Il tam tam mediatico ha portato migliaia di persone nelle piazze di tutta la Colombia. Con alcune di esse ho potuto parlare (in quei giorni ero in Colombia), e mi hanno detto che non si era mai vista, per lo meno non negli ultimi decenni, una manifestazione di questa portata. “Siamo stanchi della guerriglia, non ne abbiamo più bisogno. Io ero in piazza a urlare perché sono stanco di guerra, sequestri e omicidi. E se ci sarà una manifestazione contro i paramilitari, scenderò in piazza anche contro di loro”, mi ha detto un manifestante. Nel solo 2007 sono stati registrati più di 17.000 omicidi, 500 sequestri e 184.000 persone sfollate per il conflitto armato interno (secondo le organizzazioni umanitarie ci sono più di 3 milioni di sfollati).
La Colombia è uno dei paesi più ricchi del mondo in quanto a risorse naturali, ha la più grande riserva idrica planetaria, possiede parte della foresta Amazzonica e parte dei quella del Chocó. Ha un’importanza strategica enorme, visto che si affaccia sui due oceani Pacifico e Atlantico ed è la porta d’ingresso al Sudamerica da Panama.

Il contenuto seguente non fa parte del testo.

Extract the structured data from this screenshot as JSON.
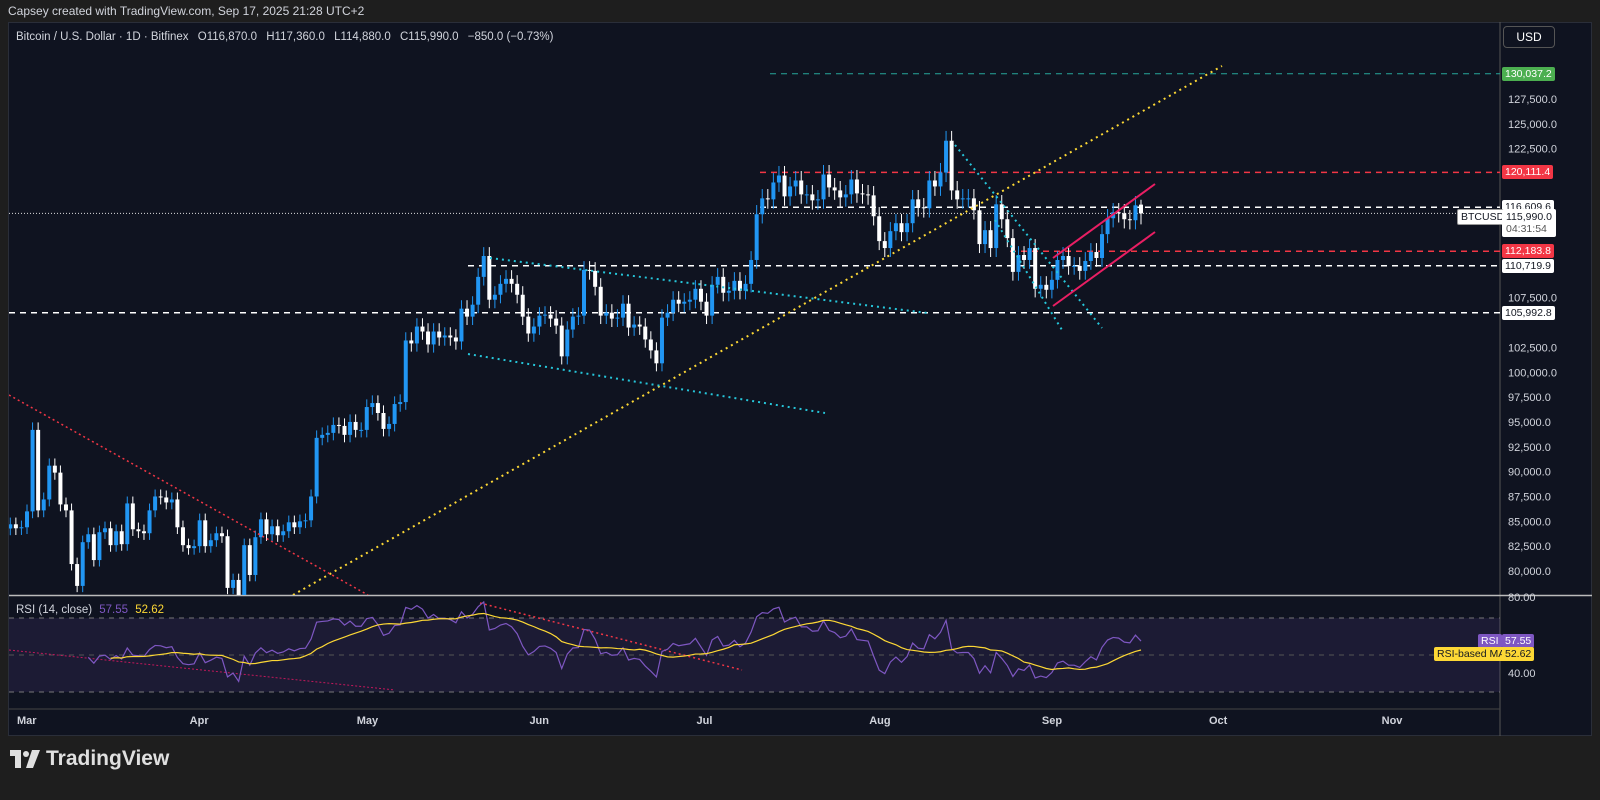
{
  "credit": "Capsey created with TradingView.com, Sep 17, 2025 21:28 UTC+2",
  "legend": {
    "symbol": "Bitcoin / U.S. Dollar · 1D · Bitfinex",
    "open": "O116,870.0",
    "high": "H117,360.0",
    "low": "L114,880.0",
    "close": "C115,990.0",
    "change": "−850.0 (−0.73%)"
  },
  "currency_button": "USD",
  "rsi_legend": {
    "title": "RSI (14, close)",
    "rsi": "57.55",
    "ma": "52.62"
  },
  "price_tag": {
    "symbol": "BTCUSD",
    "price": "115,990.0",
    "countdown": "04:31:54"
  },
  "rsi_tags": {
    "rsi_label": "RSI",
    "rsi_value": "57.55",
    "ma_label": "RSI-based MA",
    "ma_value": "52.62"
  },
  "levels": [
    {
      "price": 130037.2,
      "label": "130,037.2",
      "color": "#4caf50"
    },
    {
      "price": 120111.4,
      "label": "120,111.4",
      "color": "#f23645"
    },
    {
      "price": 116609.6,
      "label": "116,609.6",
      "color": "#ffffff"
    },
    {
      "price": 112183.8,
      "label": "112,183.8",
      "color": "#f23645"
    },
    {
      "price": 110719.9,
      "label": "110,719.9",
      "color": "#ffffff"
    },
    {
      "price": 105992.8,
      "label": "105,992.8",
      "color": "#ffffff"
    }
  ],
  "brand": "TradingView",
  "colors": {
    "up": "#2196f3",
    "down": "#ffffff",
    "rsi": "#7e57c2",
    "rsi_ma": "#fdd835",
    "trend_yellow": "#fdd835",
    "trend_cyan": "#26c6da",
    "trend_red": "#f23645",
    "channel": "#e91e63"
  },
  "chart_data": {
    "type": "candlestick",
    "symbol": "BTCUSD",
    "interval": "1D",
    "start_date": "2025-02-26",
    "close": [
      84700,
      84300,
      84400,
      86000,
      94200,
      86100,
      87200,
      90600,
      89900,
      86700,
      86100,
      80700,
      78500,
      82900,
      83700,
      81100,
      83900,
      84300,
      82600,
      84000,
      82700,
      86800,
      84200,
      84000,
      83800,
      86100,
      87500,
      87400,
      86900,
      87200,
      84400,
      82600,
      82300,
      82500,
      85100,
      82500,
      83100,
      83800,
      83500,
      78300,
      79100,
      76300,
      82600,
      79600,
      83400,
      85200,
      83700,
      84500,
      83600,
      84000,
      84900,
      84400,
      85000,
      85100,
      87500,
      93400,
      93700,
      93900,
      94700,
      94600,
      93700,
      95000,
      94200,
      94200,
      96500,
      96900,
      95900,
      94300,
      94800,
      96800,
      97000,
      103200,
      102900,
      104600,
      104100,
      102800,
      104100,
      103500,
      103700,
      103500,
      103100,
      106400,
      105600,
      106800,
      109600,
      111700,
      107300,
      107800,
      108900,
      109400,
      108900,
      107800,
      105600,
      103900,
      104600,
      105700,
      105800,
      105400,
      104700,
      101600,
      104300,
      105600,
      105700,
      110300,
      110200,
      108600,
      105700,
      106000,
      105400,
      105500,
      106900,
      104500,
      104800,
      104600,
      103300,
      102200,
      100900,
      105500,
      106000,
      107300,
      106900,
      107100,
      107300,
      108400,
      107100,
      105700,
      108800,
      109600,
      108000,
      108200,
      109200,
      108200,
      108900,
      111300,
      115900,
      117500,
      117400,
      119100,
      119800,
      117700,
      118700,
      119300,
      117900,
      117900,
      117300,
      117400,
      119900,
      118600,
      118300,
      117600,
      117900,
      119400,
      118000,
      117900,
      117800,
      115700,
      113200,
      112500,
      114200,
      115000,
      114100,
      115000,
      117400,
      116600,
      116500,
      119300,
      118700,
      120100,
      123300,
      118300,
      117400,
      117500,
      117500,
      116300,
      112900,
      114300,
      112500,
      116900,
      115400,
      113500,
      110100,
      111800,
      111300,
      112500,
      108400,
      108800,
      108300,
      109300,
      111300,
      111700,
      110700,
      110700,
      110200,
      111200,
      112100,
      111500,
      113900,
      115500,
      116100,
      116000,
      115400,
      115300,
      116800,
      115990
    ],
    "last_candle": {
      "open": 116870,
      "high": 117360,
      "low": 114880,
      "close": 115990
    },
    "price_ticks": [
      "127,500.0",
      "125,000.0",
      "122,500.0",
      "107,500.0",
      "102,500.0",
      "100,000.0",
      "97,500.0",
      "95,000.0",
      "92,500.0",
      "90,000.0",
      "87,500.0",
      "85,000.0",
      "82,500.0",
      "80,000.0"
    ],
    "rsi_ticks": [
      "80.00",
      "40.00"
    ],
    "rsi_bands": [
      70,
      30
    ],
    "time_ticks": [
      {
        "label": "Mar",
        "date": "2025-03-01"
      },
      {
        "label": "Apr",
        "date": "2025-04-01"
      },
      {
        "label": "May",
        "date": "2025-05-01"
      },
      {
        "label": "Jun",
        "date": "2025-06-01"
      },
      {
        "label": "Jul",
        "date": "2025-07-01"
      },
      {
        "label": "Aug",
        "date": "2025-08-01"
      },
      {
        "label": "Sep",
        "date": "2025-09-01"
      },
      {
        "label": "Oct",
        "date": "2025-10-01"
      },
      {
        "label": "Nov",
        "date": "2025-11-01"
      }
    ],
    "indicators": [
      {
        "name": "RSI (14, close)"
      },
      {
        "name": "RSI-based MA"
      }
    ]
  }
}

E’ una Repubblica presidenziale decentrata, con autonomia amministrativa delle entità territoriali, che non vede cadute di governo da tempo immemorabile. Esiste un apparato legale complesso e ben articolato, e la Costituzione del 1991 è considerata una delle migliori del mondo. A una ragazza italiana che, al mio ritorno, mi chiese se in Colombia fosse arrivata un po’ di democrazia risposi: “Anche troppa”.

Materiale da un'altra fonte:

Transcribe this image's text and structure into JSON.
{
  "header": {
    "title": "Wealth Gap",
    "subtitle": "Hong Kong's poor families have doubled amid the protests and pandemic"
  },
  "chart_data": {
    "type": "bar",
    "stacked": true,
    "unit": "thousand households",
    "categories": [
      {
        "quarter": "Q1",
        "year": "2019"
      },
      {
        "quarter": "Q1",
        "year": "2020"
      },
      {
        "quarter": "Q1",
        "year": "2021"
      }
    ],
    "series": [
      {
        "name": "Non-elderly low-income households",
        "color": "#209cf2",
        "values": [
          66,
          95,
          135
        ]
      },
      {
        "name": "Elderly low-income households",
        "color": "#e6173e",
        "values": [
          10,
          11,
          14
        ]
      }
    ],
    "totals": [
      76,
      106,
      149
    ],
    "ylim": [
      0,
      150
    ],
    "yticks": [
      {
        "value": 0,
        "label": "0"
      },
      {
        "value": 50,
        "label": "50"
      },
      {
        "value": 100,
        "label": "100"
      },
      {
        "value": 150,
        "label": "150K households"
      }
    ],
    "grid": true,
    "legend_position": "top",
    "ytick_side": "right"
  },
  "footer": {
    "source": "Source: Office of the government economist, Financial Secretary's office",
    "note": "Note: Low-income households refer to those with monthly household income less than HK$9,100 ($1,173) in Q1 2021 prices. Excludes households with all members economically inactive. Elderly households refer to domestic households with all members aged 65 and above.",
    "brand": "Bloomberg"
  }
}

Dietro a questo apparato democratico apparentemente funzionante si nasconde però la decadenza di un paese che, politicamente parlando, conosce solo violenza e corruzione da più di 50 anni. È l’unico paese al mondo, ad esempio, dove viene studiata la violentologia nelle università. Il narcotraffico, bandiera internazionale della Colombia sventolata energicamente da Pablo Escobar, uno dei più grandi narcotrafficanti della storia (ucciso nel 1993), è in costante aumento nonostante le fumigazioni del Plan Colombia. A titolo di esempio, nel solo dipartimento di Antioquia, la cui capitale è Medellín, si è passati da circa 3.000 a più 6.000 ettari coltivati a coca dal 2003 al 2006.
Il presidente attuale della Colombia, Alvaro Uribe Vélez, è al suo secondo mandato, e si è prefissato lo scopo di eliminare la guerriglia delle Farc: unico modo, dice, per riportare la pace e la prosperità alla Colombia. Durante il suo primo governo ha iniziato la smobilitazione delle forze di autodifesa, meglio conosciute come paramilitari (anch’esse inserite nella lista delle organizzazioni terroristiche internazionali). Oggi si può dire che la smobilitazione - che aveva lo scopo ufficiale del reinserimento sociale - sia stata un fallimento completo: le autodifese si stanno riorganizzando e stanno crescendo, hanno solo cambiato nome: ora si chiamano aguilas negras, aquile nere.